Perhaps the best knowledge we have is scientific knowledge, in which repeated observations and the use of our deepest intuitive faculties (a priori synthetic reasoning, Mathematics, for example) can yield knowledge of reality. In this sense, I am trying to be a good Kantian. Kant’s philosophy had trouble offering arguments for the existence of that reality, but I’m not sure any philosophy can.
Descriptions of science can never capture the process of actually making a scientific discovery, or uncovering and unifying previous understanding into a relatively simple, beautiful law of nature (nature loves to elude us). Scientists don’t need philosophy to do their work. However, scientists, without fail, need to use their imaginations so that they can understand what they are doing.
For this reason, some people constantly advocate the free use of the imagination without understanding.
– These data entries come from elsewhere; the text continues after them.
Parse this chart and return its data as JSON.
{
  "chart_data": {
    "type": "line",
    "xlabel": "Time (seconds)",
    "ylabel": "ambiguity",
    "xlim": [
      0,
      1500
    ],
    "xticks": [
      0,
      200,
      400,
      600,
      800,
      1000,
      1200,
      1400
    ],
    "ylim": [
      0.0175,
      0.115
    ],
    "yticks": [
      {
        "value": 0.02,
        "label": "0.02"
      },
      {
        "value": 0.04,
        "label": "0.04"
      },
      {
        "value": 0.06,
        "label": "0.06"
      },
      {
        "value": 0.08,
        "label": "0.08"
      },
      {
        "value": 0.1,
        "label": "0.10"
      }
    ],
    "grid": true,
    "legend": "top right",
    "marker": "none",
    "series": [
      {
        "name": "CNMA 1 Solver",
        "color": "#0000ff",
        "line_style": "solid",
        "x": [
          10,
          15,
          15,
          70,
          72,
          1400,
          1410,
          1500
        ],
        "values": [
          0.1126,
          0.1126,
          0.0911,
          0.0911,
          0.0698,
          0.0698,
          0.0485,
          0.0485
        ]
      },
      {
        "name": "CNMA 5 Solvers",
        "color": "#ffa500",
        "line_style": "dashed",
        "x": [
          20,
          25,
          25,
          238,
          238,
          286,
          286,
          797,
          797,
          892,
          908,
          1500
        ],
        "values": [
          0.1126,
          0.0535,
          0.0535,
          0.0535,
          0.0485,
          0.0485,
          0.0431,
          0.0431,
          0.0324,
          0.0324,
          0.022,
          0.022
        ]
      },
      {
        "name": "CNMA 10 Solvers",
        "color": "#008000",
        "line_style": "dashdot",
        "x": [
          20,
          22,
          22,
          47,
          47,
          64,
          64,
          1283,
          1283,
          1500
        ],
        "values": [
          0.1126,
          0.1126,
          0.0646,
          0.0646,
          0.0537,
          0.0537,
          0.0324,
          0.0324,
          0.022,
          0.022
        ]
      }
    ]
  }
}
I think this occurs because, for many of us, the imagination is not something we’re encouraged to use freely. It is constricted by all sorts of moral codes, social mores, ethical obligations and responsibilites we have to others and to survival in our own societies. As a result, and probably a useful result, the discussion of imagination remains highly important publicly, but something very small, not encompassing all the other possible uses of the imagination. It can be easy to think that science, for example, is objective and passionless.
Even more limiting is the attempt to turn the work of the artist or genius into a humanist, collectivist, or political, or for that matter, educational program. You can teach children art, but the artist among them with great talent will realize how restrictive and limited the teaching is at some point.
Of course, why do you need someone like me telling you this? You’re free to use your imagination anyway you please.